Hier fühlen wir uns erst mal wohl. Kaum haben wir es uns rudimentär gemütlich eingerichtet, trete ich in Hannover bei einer Bundesbehörde meine erste richtige Stelle als Wissenschaftler an. Als Geophysiker. In meinem Traumberuf. Das wäre erst einmal geschafft!
Zum allerersten Mal im Leben kehrt so etwas wie beruflicher Alltag ein. Die Mau kümmert sich um Kind und Wohnung, während ich das Geld nach Hause bringe. Vor allem an den Wochenenden kutschiere ich Raphael im Kinderwagen durch den Ort.
Es dauert nicht lange, da merke ich, dass der Traumberuf kein Traumberuf ist. Denn schon nach einem Jahr bleibt mir am Abend eines Berufstages nur noch Energie für ein Trivialprogramm im Fernsehen: »Bitte lächeln.« Lachen über die Pannen und Missgeschicke anderer Menschen.

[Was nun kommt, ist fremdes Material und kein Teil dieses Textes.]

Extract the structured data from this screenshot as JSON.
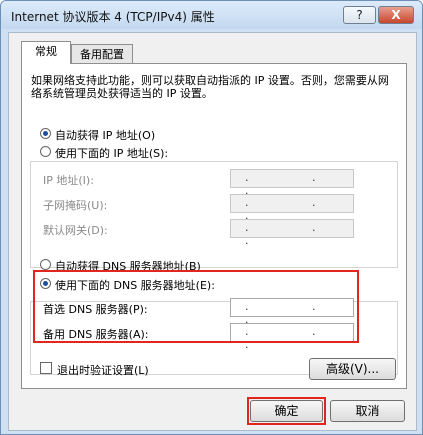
{
  "window": {
    "title": "Internet 协议版本 4 (TCP/IPv4) 属性",
    "help_label": "?",
    "close_label": "X"
  },
  "tabs": [
    {
      "label": "常规",
      "active": true
    },
    {
      "label": "备用配置",
      "active": false
    }
  ],
  "description": "如果网络支持此功能，则可以获取自动指派的 IP 设置。否则，您需要从网络系统管理员处获得适当的 IP 设置。",
  "ip": {
    "auto_label": "自动获得 IP 地址(O)",
    "manual_label": "使用下面的 IP 地址(S):",
    "selected": "auto",
    "fields": [
      {
        "label": "IP 地址(I):",
        "value": ". . ."
      },
      {
        "label": "子网掩码(U):",
        "value": ". . ."
      },
      {
        "label": "默认网关(D):",
        "value": ". . ."
      }
    ]
  },
  "dns": {
    "auto_label": "自动获得 DNS 服务器地址(B)",
    "manual_label": "使用下面的 DNS 服务器地址(E):",
    "selected": "manual",
    "fields": [
      {
        "label": "首选 DNS 服务器(P):",
        "value": ". . ."
      },
      {
        "label": "备用 DNS 服务器(A):",
        "value": ". . ."
      }
    ]
  },
  "validate_label": "退出时验证设置(L)",
  "advanced_label": "高级(V)...",
  "ok_label": "确定",
  "cancel_label": "取消",
  "colors": {
    "highlight": "#e0261e",
    "accent": "#1b4ea1"
  }
}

Damit ich überhaupt mal zum Lachen komme.
In mir verstärkt sich der Eindruck, mein Lachen regelrecht an den Beruf verkauft zu haben. Beruf kommt doch von Berufung, die Arbeit will ich doch zum Großteil freiwillig machen! Wenn das nicht so wäre,würde das Leben trist und leer sein. Und das soll mein Leben ja gerade nicht werden.
Die Inhalte des Jobs sind durchaus das, was ich immer wollte: Forscher sein! Aber da ist einfach niemand, der an mich glaubt, der mich fördert, weil er einen direkten Nutzen aus meinen Ideen hätte. So denke ich mir das, weil ich aus irgendeinem Grund für die obendrein rätselhaften Spielregeln des Berufsalltags nicht gemacht zu sein scheine.

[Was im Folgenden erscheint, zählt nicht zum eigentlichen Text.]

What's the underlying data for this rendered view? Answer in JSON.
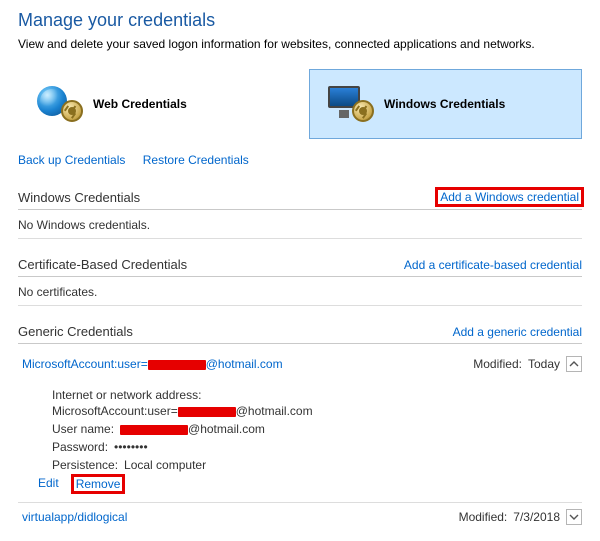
{
  "header": {
    "title": "Manage your credentials",
    "subtitle": "View and delete your saved logon information for websites, connected applications and networks."
  },
  "tiles": {
    "web": "Web Credentials",
    "windows": "Windows Credentials"
  },
  "links": {
    "backup": "Back up Credentials",
    "restore": "Restore Credentials"
  },
  "sections": {
    "windows": {
      "heading": "Windows Credentials",
      "add": "Add a Windows credential",
      "empty": "No Windows credentials."
    },
    "cert": {
      "heading": "Certificate-Based Credentials",
      "add": "Add a certificate-based credential",
      "empty": "No certificates."
    },
    "generic": {
      "heading": "Generic Credentials",
      "add": "Add a generic credential"
    }
  },
  "modified_label": "Modified:",
  "entries": {
    "msa": {
      "name_prefix": "MicrosoftAccount:user=",
      "name_suffix": "@hotmail.com",
      "modified": "Today",
      "details": {
        "addr_label": "Internet or network address:",
        "addr_prefix": "MicrosoftAccount:user=",
        "addr_suffix": "@hotmail.com",
        "user_label": "User name:",
        "user_suffix": "@hotmail.com",
        "pass_label": "Password:",
        "pass_value": "••••••••",
        "persist_label": "Persistence:",
        "persist_value": "Local computer"
      },
      "actions": {
        "edit": "Edit",
        "remove": "Remove"
      }
    },
    "virtualapp": {
      "name": "virtualapp/didlogical",
      "modified": "7/3/2018"
    }
  }
}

Ich empfinde den Job als extrem anstrengend. Und dabei halten sich die Überstunden in Grenzen. Daran liegt es also nicht. Und die Inhalte sind es auch nicht. Bleiben die Menschen, die merkwürdige Verhaltensweisen zeigen, die ich überhaupt nicht nachvollziehen kann.
Man sagte mir an der Uni einmal, dass man nicht so genau wisse, ob ich nun die Kapazität oder der Widerstand im System sei. Das hänge von der Frequenz ab, sagte ich damals. Ich wollte damit deutlich machen, dass es von den Bedingungen abhängt, ob ich kapazitiv wirken kann.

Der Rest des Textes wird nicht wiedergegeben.